Joshua D. Farrington Featured in AFA Spotlight
Joshua D. Farringtonis featured in this series intended to let EKU faculty, staff, students, or alumni discuss their encounters with African or African-American studies, peoples, and societies as students, instructors, researchers, or travelers.
Briefly state your educational background, past and current academic positions held, most recent or significant publications.
I received my PhD in African American History and 20th Century U.S. History in 2013 from the University of Kentucky. My research has focused on black politics during the Civil Rights Movement of the 1940s-1970s at both the local level (particularly Louisville, Kentucky, and Memphis, Tennessee) as well as the national level. My book, Black Republicans and the Transformation of the GOP (University of Pennsylvania Press, 2016), looks at the relationship between black Republicans and both the Republican Party and Civil Rights Movement in the mid-twentieth century. I have been with AFA at EKU since 2013.
Discuss how you have encountered Africa or African-American studies, peoples, and societies in your research, studies, travels, scholarship, teaching, or associations.
One of the most enjoyable aspects of being a historian is digging into historical archives across the country. When research my book, I was fortunate to have access to the personal papers of some of the most important African Americans of the twentieth century, including E. Frederic Morrow (a White House aide to President Dwight Eisenhower), Edward W. Brooke (a Senator from Massachusetts and the first African American elected to the U.S. Senate), and Floyd McKissick (a Freedom Rider and National Director of the Congress of Racial Equality—CORE).
What is the most gratifying experience of those encounters, and why?
The most gratifying encounter during my research was the privilege of going through the personal papers of baseball legend, and civil rights icon, Jackie Robinson at the Library of Congress in Washington, DC. Though Robinson was not from Kentucky, he participated alongside Martin Luther King Jr. in the 1964 “March on Frankfort.” While going through his materials from his trip to Kentucky, I found a treasure trove of new information about local activists from Kentucky.
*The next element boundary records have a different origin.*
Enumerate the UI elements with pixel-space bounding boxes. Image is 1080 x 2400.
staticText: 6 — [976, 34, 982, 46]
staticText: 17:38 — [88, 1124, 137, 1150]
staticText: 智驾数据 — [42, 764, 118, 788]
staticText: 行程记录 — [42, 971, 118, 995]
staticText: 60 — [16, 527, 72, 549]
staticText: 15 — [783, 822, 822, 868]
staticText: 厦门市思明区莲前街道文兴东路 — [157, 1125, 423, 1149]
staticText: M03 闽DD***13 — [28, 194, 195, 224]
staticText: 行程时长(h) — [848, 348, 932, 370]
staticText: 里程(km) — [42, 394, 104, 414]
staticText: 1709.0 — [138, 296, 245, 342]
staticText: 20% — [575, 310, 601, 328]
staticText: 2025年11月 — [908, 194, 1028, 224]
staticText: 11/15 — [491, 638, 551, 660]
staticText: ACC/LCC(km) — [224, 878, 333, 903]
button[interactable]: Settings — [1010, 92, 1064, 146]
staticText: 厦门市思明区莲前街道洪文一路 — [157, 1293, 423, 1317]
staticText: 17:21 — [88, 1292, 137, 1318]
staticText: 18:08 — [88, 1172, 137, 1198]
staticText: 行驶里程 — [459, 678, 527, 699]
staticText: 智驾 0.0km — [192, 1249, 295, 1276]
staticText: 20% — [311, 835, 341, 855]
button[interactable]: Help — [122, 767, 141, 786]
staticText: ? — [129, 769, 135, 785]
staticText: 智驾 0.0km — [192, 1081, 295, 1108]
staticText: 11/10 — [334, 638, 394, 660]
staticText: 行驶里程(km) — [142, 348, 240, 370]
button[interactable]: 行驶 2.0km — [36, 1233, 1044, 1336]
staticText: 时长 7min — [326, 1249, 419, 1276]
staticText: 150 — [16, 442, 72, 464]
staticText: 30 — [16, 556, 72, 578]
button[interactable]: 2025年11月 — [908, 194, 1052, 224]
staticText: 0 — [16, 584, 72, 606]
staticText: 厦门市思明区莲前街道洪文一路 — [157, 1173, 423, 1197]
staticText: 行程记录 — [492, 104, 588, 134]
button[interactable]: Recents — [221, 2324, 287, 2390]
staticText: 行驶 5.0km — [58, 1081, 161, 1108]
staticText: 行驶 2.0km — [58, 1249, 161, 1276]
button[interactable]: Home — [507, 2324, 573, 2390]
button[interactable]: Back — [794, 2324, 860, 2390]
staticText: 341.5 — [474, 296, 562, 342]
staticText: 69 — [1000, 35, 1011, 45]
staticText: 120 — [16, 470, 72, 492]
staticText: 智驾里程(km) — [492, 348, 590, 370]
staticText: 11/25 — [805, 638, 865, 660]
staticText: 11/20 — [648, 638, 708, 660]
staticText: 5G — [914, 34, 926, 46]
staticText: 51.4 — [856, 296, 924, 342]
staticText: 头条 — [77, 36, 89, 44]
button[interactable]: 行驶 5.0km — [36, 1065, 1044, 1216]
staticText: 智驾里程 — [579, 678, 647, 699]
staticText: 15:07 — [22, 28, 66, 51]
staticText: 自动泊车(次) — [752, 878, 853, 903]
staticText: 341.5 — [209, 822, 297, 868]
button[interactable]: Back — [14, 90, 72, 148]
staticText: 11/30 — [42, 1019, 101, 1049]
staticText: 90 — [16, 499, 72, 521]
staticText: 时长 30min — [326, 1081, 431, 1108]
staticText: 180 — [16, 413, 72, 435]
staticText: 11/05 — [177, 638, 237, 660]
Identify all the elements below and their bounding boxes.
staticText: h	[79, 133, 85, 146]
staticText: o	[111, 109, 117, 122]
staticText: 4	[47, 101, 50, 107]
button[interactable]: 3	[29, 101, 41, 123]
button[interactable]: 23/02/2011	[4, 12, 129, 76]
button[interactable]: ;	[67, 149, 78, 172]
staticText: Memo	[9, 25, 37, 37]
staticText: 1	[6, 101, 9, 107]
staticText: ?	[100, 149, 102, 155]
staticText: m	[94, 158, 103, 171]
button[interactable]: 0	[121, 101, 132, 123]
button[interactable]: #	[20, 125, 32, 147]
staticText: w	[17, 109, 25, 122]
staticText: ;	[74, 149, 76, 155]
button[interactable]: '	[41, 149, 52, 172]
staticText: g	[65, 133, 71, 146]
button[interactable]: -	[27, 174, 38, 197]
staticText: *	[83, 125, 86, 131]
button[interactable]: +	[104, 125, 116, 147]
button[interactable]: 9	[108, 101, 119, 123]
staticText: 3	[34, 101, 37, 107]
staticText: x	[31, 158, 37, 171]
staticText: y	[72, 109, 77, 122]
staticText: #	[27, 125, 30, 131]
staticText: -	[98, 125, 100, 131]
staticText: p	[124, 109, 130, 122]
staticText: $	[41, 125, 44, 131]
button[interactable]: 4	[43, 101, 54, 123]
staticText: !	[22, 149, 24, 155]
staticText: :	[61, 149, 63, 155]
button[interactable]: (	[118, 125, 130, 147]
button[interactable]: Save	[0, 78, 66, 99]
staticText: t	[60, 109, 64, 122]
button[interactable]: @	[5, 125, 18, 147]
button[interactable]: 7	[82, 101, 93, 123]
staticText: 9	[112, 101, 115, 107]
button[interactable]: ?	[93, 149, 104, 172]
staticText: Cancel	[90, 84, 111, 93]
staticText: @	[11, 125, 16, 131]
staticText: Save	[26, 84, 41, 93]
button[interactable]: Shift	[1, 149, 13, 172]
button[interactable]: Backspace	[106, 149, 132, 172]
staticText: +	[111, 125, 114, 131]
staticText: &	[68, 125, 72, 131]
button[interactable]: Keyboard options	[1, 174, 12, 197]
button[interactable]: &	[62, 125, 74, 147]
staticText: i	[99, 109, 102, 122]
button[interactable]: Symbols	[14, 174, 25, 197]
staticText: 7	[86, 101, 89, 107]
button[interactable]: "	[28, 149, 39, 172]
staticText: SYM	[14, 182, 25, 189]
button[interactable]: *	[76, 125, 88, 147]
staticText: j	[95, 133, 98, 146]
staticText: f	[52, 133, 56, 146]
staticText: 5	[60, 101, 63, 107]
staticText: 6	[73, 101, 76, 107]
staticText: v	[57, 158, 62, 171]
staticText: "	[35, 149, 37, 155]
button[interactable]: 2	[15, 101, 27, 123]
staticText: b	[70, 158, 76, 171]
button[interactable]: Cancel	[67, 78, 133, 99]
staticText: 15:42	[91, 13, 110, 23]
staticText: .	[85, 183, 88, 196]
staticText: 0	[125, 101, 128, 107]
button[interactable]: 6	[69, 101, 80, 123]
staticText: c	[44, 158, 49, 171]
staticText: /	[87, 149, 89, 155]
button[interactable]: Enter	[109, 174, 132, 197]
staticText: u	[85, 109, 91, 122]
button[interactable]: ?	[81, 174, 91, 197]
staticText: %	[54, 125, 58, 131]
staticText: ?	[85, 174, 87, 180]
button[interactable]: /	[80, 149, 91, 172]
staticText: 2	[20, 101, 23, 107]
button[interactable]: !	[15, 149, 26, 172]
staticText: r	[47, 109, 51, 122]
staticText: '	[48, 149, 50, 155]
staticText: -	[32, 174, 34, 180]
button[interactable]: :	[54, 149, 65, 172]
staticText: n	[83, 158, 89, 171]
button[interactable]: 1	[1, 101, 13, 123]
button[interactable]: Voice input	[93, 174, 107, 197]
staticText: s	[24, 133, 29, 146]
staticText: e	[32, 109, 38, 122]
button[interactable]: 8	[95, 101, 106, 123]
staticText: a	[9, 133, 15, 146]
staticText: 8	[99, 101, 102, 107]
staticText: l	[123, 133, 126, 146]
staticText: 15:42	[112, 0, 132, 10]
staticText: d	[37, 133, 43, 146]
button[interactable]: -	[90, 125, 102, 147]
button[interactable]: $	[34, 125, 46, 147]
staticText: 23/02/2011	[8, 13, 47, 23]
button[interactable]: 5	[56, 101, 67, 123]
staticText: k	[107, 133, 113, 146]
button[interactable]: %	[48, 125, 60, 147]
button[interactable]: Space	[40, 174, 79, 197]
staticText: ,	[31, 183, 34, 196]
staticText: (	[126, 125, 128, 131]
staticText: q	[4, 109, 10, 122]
It was exciting to see how a national figure of the stature of Jackie Robinson had connections to grassroots activists in Kentucky.
What should anyone who is yet to experience Africana studies learn from your experience?
If anyone wants to truly understand American History, the experiences, contributions, and legacy of African Americans is one of the most central aspects one must first grasp. As any student of history quickly learns, “the problem of the color line,” to quote W.E.B. Du Bois, is essential to understanding virtually all eras of American history, including ours today. A background in Africana studies challenges students and scholars to become critical thinkers, analytical writers, and informed citizens.